Because the underlying image layers are immutable, deleting files requires special mechanics. If a process running in the container deletes a file that originated from a lower read-only branch, the union filesystem must ensure that the directory entry never appears again in the merged namespace. This is achieved using two primary mechanisms:

1. Whiteouts: A whiteout is a special directory entry (often with a reserved name like .wh.<filename>) created in the upper writable branch. This marker actively covers up and hides all entries of that particular name from the lower read-only branches.
2. Opaque Directories: An opaque directory operates similarly but at the directory level. It acts as a shield that prevents any part of the namespace from the lower branches from showing through from that directory downwards.

The Copy-on-Write (CoW) Mechanism

The interaction between the read-only image layers and the upper writable layer is governed by a Copy-on-Write (CoW) strategy.

Because the underlying image branches cannot be changed, any modifications must be intercepted. When a file on a read-only branch is altered by the container, it must first be "copied up" to the writable branch. This copy-up operation is triggered by the kernel either when the file is opened with write permissions, or the instant the first write to the file's data or metadata occurs.

Once the file is copied into the upper writable layer, the container modifies this newly copied version. Any subsequent writes to that filesystem hierarchy affect what the process views, but the original file in the lower image layer remains completely untouched.

Operational Workflows and Disk Pressure

Understanding this filesystem architecture directly impacts how you configure local ephemeral storage and manage node health in a Kubernetes cluster:

• Data Loss on Crash: On-disk files in a container's writable layer are entirely ephemeral. If a container crashes or is stopped, its state is not saved. All files created or modified during the lifetime of the container are permanently lost when the kubelet restarts the container with a clean state.
• Disk Pressure and Eviction: The kubelet actively tracks the amount of local ephemeral storage consumed by writeable container layers and the underlying container images. Kubernetes nodes can be configured to split these filesystems: a nodefs for the main filesystem, an optional imagefs dedicated strictly to container images (the read-only layers), and an optional containerfs dedicated to the writeable layers.
• Performance Implications: If an application heavily utilizes the Copy-on-Write mechanism (for example, constantly modifying large files that originated in the read-only image, or writing excessive logs to its root filesystem), it will rapidly consume the node's disk space. If a container's writable layer usage exceeds its configured storage limit, the kubelet will mark the Pod for eviction to protect the node from disk pressure.

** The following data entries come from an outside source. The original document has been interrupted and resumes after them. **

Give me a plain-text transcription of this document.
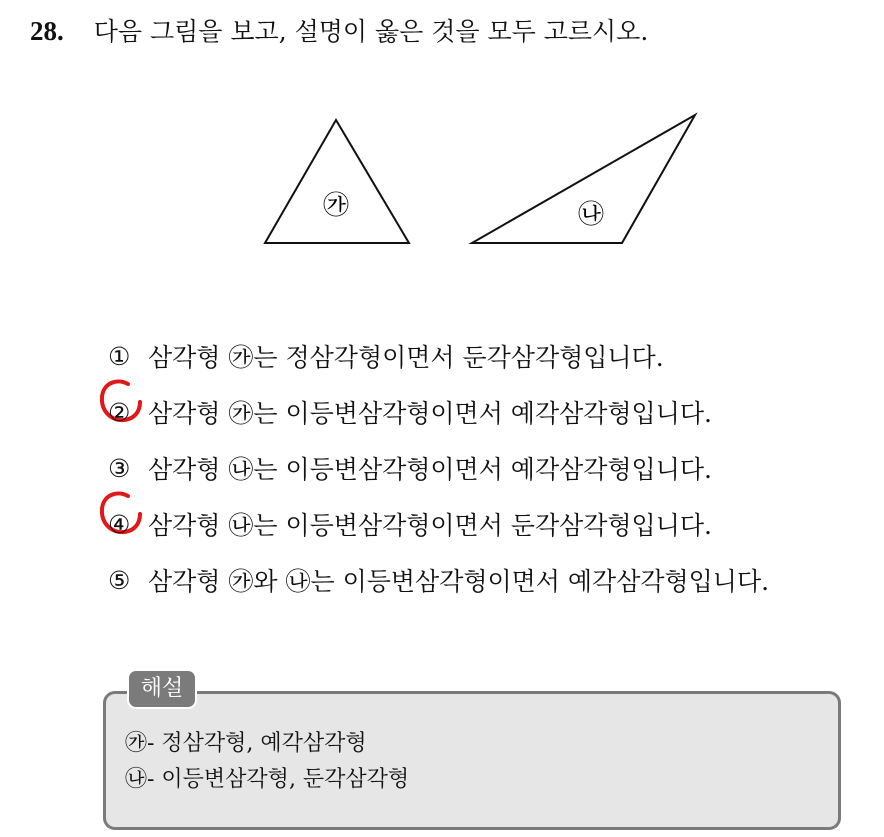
28. 다음 그림을 보고, 설명이 옳은 것을 모두 고르시오.
㉮	㉯
① 삼각형 ㉮는 정삼각형이면서 둔각삼각형입니다.
② 삼각형 ㉮는 이등변삼각형이면서 예각삼각형입니다.
③ 삼각형 ㉯는 이등변삼각형이면서 예각삼각형입니다.
④ 삼각형 ㉯는 이등변삼각형이면서 둔각삼각형입니다.
⑤ 삼각형 ㉮와 ㉯는 이등변삼각형이면서 예각삼각형입니다.
해설
㉮- 정삼각형, 예각삼각형
㉯- 이등변삼각형, 둔각삼각형
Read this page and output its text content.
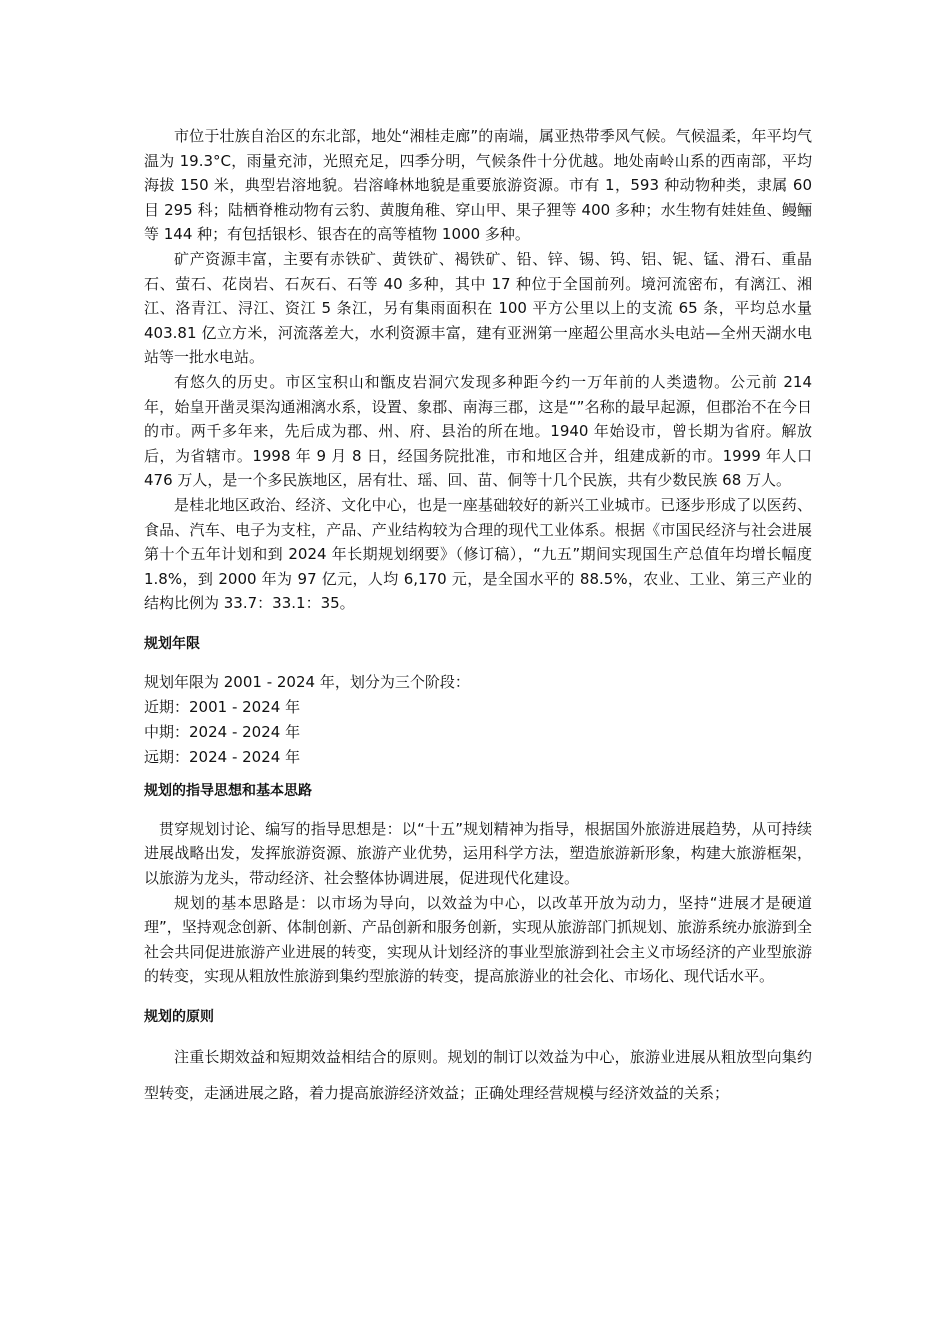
市位于壮族自治区的东北部，地处“湘桂走廊”的南端，属亚热带季风气候。气候温柔，年平均气温为 19.3°C，雨量充沛，光照充足，四季分明，气候条件十分优越。地处南岭山系的西南部，平均海拔 150 米，典型岩溶地貌。岩溶峰林地貌是重要旅游资源。市有 1，593 种动物种类，隶属 60 目 295 科；陆栖脊椎动物有云豹、黄腹角稚、穿山甲、果子狸等 400 多种；水生物有娃娃鱼、鳗鲡等 144 种；有包括银杉、银杏在的高等植物 1000 多种。

矿产资源丰富，主要有赤铁矿、黄铁矿、褐铁矿、铅、锌、锡、钨、铝、铌、锰、滑石、重晶石、萤石、花岗岩、石灰石、石等 40 多种，其中 17 种位于全国前列。境河流密布，有漓江、湘江、洛青江、浔江、资江 5 条江，另有集雨面积在 100 平方公里以上的支流 65 条，平均总水量 403.81 亿立方米，河流落差大，水利资源丰富，建有亚洲第一座超公里高水头电站—全州天湖水电站等一批水电站。

有悠久的历史。市区宝积山和甑皮岩洞穴发现多种距今约一万年前的人类遗物。公元前 214 年，始皇开凿灵渠沟通湘漓水系，设置、象郡、南海三郡，这是“”名称的最早起源，但郡治不在今日的市。两千多年来，先后成为郡、州、府、县治的所在地。1940 年始设市，曾长期为省府。解放后，为省辖市。1998 年 9 月 8 日，经国务院批准，市和地区合并，组建成新的市。1999 年人口 476 万人，是一个多民族地区，居有壮、瑶、回、苗、侗等十几个民族，共有少数民族 68 万人。

是桂北地区政治、经济、文化中心，也是一座基础较好的新兴工业城市。已逐步形成了以医药、食品、汽车、电子为支柱，产品、产业结构较为合理的现代工业体系。根据《市国民经济与社会进展第十个五年计划和到 2024 年长期规划纲要》（修订稿），“九五”期间实现国生产总值年均增长幅度 1.8%，到 2000 年为 97 亿元，人均 6,170 元，是全国水平的 88.5%，农业、工业、第三产业的结构比例为 33.7：33.1：35。

规划年限

规划年限为 2001 - 2024 年，划分为三个阶段：

近期：2001 - 2024 年

中期：2024 - 2024 年

远期：2024 - 2024 年

规划的指导思想和基本思路

贯穿规划讨论、编写的指导思想是：以“十五”规划精神为指导，根据国外旅游进展趋势，从可持续进展战略出发，发挥旅游资源、旅游产业优势，运用科学方法，塑造旅游新形象，构建大旅游框架，以旅游为龙头，带动经济、社会整体协调进展，促进现代化建设。

规划的基本思路是：以市场为导向，以效益为中心，以改革开放为动力，坚持“进展才是硬道理”，坚持观念创新、体制创新、产品创新和服务创新，实现从旅游部门抓规划、旅游系统办旅游到全社会共同促进旅游产业进展的转变，实现从计划经济的事业型旅游到社会主义市场经济的产业型旅游的转变，实现从粗放性旅游到集约型旅游的转变，提高旅游业的社会化、市场化、现代话水平。

规划的原则

注重长期效益和短期效益相结合的原则。规划的制订以效益为中心，旅游业进展从粗放型向集约型转变，走涵进展之路，着力提高旅游经济效益；正确处理经营规模与经济效益的关系；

Because of the performance overhead of copying files between layers and the risk of triggering node evictions, the standard architectural best practice is to avoid writing application data to the container's local filesystem. Instead, workloads should utilize Kubernetes Volumes (such as emptyDir or PersistentVolumeClaims), which completely bypass the container runtime's union filesystem and provide native disk performance that is safe across container restarts.